If only my moschino clad pals could see me then.

clucks · 15/01/2003 17:23

Hope that didn't sound too bridget jonesy, am actually very mumsy myself and currently v. round. Hate moschino anyway, so tacky.

susanmt · 15/01/2003 18:27

\My current pet hate is childless friends asking me when I am going to wean ds (11 months) from the breast. If I hear one more facile statement about how breastfeeding for 6 weeks/3months/6 months/a year is 'long enough' I think I will scream.

Essie · 15/01/2003 18:29

Man, it is very funny reading this thread and encouraging too! We recently had very good friends of ours (?!!) turn around and tell us they didn't think we were raising our kids correctly and should take them out more in the evenings and let them sleep on the floor or friends beds so that we had more of a social life our selves!!!Ha Ha Ha - actually was quite upset about it at the time - but hey - dh soon put them right when he told them that until they had kids of their own they had no right making comments like that! We have a 11 month and 23 month. They felt they were missing out on our time and should be more flexible with them! Don't mind taking them with once in a while with the travel cots etc - but not weekly!! Can't wait for them to have kids! Same couple told me last week (as 23 month was watching Thomas) how they had read about too much TV stunts mental growth - SOD OFF! Soon they will be grateful for the Tweenies and Thomas!

grommit · 15/01/2003 18:35

Tillysmummy - next time this happens I recommend my father's old favourite "Well, we must go to bed now and let you good people go home"

Lindy · 15/01/2003 19:07

I agree with Tissy's comments, and personally I crave communication from my childless friends, although being so old when I had my DS Ihaven't got that many!
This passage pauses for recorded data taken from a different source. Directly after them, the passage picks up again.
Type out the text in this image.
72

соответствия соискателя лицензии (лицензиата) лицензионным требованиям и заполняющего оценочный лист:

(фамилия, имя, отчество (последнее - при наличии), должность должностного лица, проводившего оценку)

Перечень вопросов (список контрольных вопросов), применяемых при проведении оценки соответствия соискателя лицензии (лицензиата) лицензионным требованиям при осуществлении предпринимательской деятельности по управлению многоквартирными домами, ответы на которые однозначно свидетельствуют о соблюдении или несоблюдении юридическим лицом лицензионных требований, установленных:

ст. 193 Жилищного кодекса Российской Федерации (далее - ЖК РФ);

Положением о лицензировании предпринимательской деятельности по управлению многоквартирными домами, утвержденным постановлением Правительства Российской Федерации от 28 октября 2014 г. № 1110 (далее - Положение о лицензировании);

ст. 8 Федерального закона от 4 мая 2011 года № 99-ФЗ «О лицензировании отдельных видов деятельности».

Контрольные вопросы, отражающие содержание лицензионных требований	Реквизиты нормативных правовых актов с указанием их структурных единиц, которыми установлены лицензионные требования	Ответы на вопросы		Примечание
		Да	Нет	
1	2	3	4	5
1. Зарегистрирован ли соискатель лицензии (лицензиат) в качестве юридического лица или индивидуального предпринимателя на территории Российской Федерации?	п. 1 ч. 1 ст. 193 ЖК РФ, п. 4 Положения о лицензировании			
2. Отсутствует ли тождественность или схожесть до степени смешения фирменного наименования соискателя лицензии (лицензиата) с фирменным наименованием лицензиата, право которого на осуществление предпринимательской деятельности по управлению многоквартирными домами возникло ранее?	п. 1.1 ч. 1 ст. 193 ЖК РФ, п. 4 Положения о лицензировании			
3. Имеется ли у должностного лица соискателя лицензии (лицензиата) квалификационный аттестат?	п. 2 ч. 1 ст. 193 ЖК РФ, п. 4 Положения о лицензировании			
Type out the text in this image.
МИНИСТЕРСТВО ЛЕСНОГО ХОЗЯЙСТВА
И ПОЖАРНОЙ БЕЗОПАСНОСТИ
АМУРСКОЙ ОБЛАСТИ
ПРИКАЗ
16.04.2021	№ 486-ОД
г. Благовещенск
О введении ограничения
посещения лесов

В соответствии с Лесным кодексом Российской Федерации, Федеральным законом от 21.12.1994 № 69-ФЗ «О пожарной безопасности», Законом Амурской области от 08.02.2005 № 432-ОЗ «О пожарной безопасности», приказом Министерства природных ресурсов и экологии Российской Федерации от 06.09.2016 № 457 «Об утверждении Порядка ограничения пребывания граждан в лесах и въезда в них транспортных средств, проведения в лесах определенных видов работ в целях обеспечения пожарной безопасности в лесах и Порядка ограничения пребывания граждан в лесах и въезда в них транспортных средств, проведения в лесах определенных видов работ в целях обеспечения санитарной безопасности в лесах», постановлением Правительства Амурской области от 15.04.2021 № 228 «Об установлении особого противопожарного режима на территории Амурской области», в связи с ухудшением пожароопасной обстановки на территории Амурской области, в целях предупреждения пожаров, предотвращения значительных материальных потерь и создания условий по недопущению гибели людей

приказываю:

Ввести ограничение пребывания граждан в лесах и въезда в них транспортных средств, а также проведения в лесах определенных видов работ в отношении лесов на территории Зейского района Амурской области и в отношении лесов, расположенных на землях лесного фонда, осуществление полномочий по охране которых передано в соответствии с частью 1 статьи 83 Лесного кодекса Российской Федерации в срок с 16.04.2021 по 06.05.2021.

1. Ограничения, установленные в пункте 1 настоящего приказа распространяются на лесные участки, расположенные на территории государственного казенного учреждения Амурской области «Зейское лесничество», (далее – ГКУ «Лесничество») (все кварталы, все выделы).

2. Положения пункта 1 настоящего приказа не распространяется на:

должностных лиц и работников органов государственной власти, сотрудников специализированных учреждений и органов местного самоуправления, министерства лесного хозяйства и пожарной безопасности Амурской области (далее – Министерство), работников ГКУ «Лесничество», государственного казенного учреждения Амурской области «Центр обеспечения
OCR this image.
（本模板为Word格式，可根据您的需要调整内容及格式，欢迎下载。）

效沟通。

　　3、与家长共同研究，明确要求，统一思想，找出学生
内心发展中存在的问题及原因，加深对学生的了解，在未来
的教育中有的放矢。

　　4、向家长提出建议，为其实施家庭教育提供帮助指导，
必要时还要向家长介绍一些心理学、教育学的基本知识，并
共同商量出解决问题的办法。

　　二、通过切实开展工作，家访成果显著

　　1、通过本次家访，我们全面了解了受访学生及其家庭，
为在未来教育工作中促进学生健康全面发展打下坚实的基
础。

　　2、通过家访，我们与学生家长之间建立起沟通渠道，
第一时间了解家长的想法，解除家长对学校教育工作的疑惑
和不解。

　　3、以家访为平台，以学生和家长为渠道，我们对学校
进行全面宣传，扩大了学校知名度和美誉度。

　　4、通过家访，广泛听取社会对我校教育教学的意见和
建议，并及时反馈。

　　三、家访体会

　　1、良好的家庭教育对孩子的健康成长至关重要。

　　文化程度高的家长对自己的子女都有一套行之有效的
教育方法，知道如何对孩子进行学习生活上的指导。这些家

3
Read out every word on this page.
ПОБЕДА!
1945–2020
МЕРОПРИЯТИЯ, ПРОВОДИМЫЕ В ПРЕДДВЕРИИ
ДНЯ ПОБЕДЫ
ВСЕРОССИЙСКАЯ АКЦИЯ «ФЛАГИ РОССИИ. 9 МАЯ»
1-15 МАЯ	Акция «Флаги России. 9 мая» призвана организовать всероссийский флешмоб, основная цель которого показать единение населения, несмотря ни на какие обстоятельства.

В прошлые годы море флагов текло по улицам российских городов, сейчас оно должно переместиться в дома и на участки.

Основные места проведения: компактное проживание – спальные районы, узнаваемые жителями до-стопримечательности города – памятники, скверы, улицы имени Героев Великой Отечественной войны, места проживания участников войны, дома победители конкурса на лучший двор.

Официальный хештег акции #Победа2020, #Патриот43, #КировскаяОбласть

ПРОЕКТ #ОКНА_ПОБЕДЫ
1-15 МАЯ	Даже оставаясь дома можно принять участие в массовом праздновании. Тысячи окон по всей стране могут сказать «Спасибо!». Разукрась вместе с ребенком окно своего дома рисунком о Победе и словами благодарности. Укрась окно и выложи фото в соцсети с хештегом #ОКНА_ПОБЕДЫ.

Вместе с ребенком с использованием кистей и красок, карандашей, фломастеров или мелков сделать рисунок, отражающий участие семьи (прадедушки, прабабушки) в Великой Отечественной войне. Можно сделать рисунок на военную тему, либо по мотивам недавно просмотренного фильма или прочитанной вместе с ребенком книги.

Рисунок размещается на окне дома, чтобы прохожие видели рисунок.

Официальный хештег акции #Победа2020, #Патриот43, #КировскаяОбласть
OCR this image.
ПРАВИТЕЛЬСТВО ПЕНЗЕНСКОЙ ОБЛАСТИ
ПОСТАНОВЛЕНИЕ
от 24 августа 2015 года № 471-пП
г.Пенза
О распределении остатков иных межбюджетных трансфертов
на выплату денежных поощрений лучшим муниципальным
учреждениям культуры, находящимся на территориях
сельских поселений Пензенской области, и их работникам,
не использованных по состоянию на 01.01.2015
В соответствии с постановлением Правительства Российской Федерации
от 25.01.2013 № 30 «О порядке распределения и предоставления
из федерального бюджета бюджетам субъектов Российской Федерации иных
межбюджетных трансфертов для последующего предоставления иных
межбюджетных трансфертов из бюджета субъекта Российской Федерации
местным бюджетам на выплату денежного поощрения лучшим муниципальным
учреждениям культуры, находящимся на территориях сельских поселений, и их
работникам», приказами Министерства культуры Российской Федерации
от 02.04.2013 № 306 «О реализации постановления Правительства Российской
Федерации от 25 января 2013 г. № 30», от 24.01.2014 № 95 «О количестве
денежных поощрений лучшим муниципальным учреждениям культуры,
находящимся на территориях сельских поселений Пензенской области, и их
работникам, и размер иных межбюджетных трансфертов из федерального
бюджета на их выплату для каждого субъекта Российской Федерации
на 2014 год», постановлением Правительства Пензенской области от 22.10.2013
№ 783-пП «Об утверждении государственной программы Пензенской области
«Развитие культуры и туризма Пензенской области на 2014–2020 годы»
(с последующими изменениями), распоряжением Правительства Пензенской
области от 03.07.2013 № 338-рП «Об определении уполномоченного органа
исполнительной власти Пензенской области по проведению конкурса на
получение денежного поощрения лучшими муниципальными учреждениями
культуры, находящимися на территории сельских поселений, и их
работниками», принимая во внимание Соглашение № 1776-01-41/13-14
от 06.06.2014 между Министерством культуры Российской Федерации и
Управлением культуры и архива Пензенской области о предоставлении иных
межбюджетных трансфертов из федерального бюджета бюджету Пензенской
My real hate is the so-called 'professional' mothers, you know the type, who haven't any interest outside raising children and constantly lecture you on how you are bringing your child up, 'have you tried this?'; 'do you pureer or sieve' etc etc - one 'friend' told me she had a very useful book to lend me 'Toddler Taming' (thanks!). If you try & bring up another subject, current affairs, a book, film, the weather, anything ...... they just want to get back to talking about children!!